Khalaf won with 2,341 votes against Nader Gaspard.
Immediately after announcing the results, aired live on local television, lawyers gathering at the Justice Palace in Beirut chanted: “Revolution, revolution,” reminiscent of anti-government protesters who have gathered in public squares across Lebanon since Oct. 17. Lawyers then recited together the national anthem.
“We hope that the joyful scene we have witnessed today would extend to the whole country for the establishment of democracy and the renewal of the spirit of institutions, which should protect the citizens,” Khalaf said.
He stressed that the Bar Association would protect “public freedoms and human rights.”
Commenting on Khalaf’s election, former Minister Boutros Harb said that the result of the Association’s election was the biggest blow to the ruling authority since the eruption of protests “because it proved that the overwhelming majority of our people reject the rule of mafias.”
“It’s the first democratic victory among many more victories to come,” he remarked.
The head of the Kataeb Party, MP Sami Gemayel, stressed that the lawyers said their word.

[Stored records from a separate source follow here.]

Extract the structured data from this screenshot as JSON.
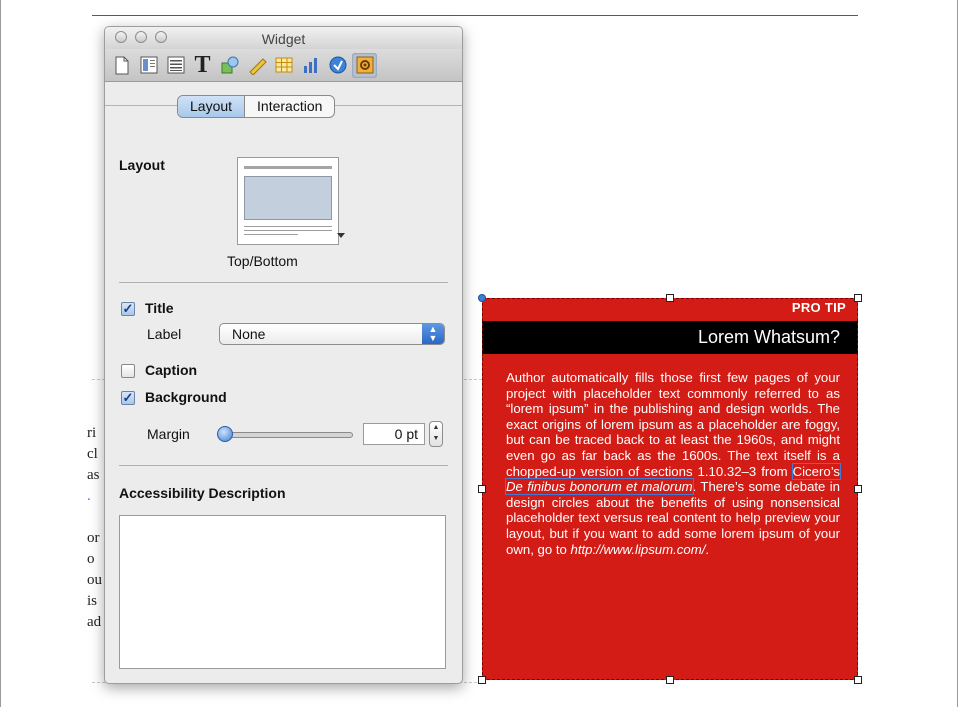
{
  "window": {
    "title": "Widget"
  },
  "toolbar": {
    "items": [
      {
        "icon": "document-icon"
      },
      {
        "icon": "layout-icon"
      },
      {
        "icon": "text-columns-icon"
      },
      {
        "icon": "text-icon",
        "glyph": "T"
      },
      {
        "icon": "shapes-icon"
      },
      {
        "icon": "ruler-icon"
      },
      {
        "icon": "table-icon"
      },
      {
        "icon": "chart-icon"
      },
      {
        "icon": "interaction-icon"
      },
      {
        "icon": "widget-settings-icon",
        "active": true
      }
    ]
  },
  "tabs": {
    "layout": "Layout",
    "interaction": "Interaction",
    "selected": "Layout"
  },
  "layout_section": {
    "heading": "Layout",
    "selected_layout": "Top/Bottom"
  },
  "options": {
    "title_label": "Title",
    "title_checked": true,
    "label_label": "Label",
    "label_value": "None",
    "caption_label": "Caption",
    "caption_checked": false,
    "background_label": "Background",
    "background_checked": true,
    "margin_label": "Margin",
    "margin_value": "0 pt",
    "margin_slider_fraction": 0.0
  },
  "accessibility": {
    "heading": "Accessibility Description",
    "value": ""
  },
  "background_text": {
    "glyphs": [
      "ri",
      "cl",
      "as",
      ".",
      "or",
      "o",
      "ou",
      "is",
      "ad"
    ]
  },
  "protip": {
    "label": "PRO TIP",
    "title": "Lorem Whatsum?",
    "body_1": "Author automatically fills those first few pages of your project with placeholder text commonly referred to as “lorem ipsum” in the publishing and design worlds. The exact origins of lorem ipsum as a placeholder are foggy, but can be traced back to at least the 1960s, and might even go as far back as the 1600s. The text itself is a chopped-up version of sections 1.10.32–3 from ",
    "link_1": "Cicero’s",
    "link_2": "De finibus bonorum et malorum",
    "body_2": ". There’s some debate in design circles about the benefits of using nonsensical placeholder text versus real content to help preview your layout, but if you want to add some lorem ipsum of your own, go to ",
    "url": "http://www.lipsum.com/",
    "url_suffix": ".",
    "colors": {
      "background": "#d41c16",
      "header": "#000000",
      "text": "#ffffff"
    }
  }
}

“The train of change is on the right track. The journey, which began from the Bar Association today in the face of partisanship, will not stop. Congratulations to our colleague Melhem Khalaf. We hope our homeland will be restored,” Gemayel said.
MP Shamil Roukoz, President Michel Aoun’s son-in-law who recently announced his withdrawal from the ruling ‘Strong Lebanon’ parliamentary bloc, congratulated the new head of the Beirut Bar Association on his election.
“We hope that the Association would at this stage play a role to defend rights and achieve justice,” he said, calling on “everyone to review the results, draw lessons, and adhere to (Lebanon’s) principles, instead of betting on interest-based alliances.”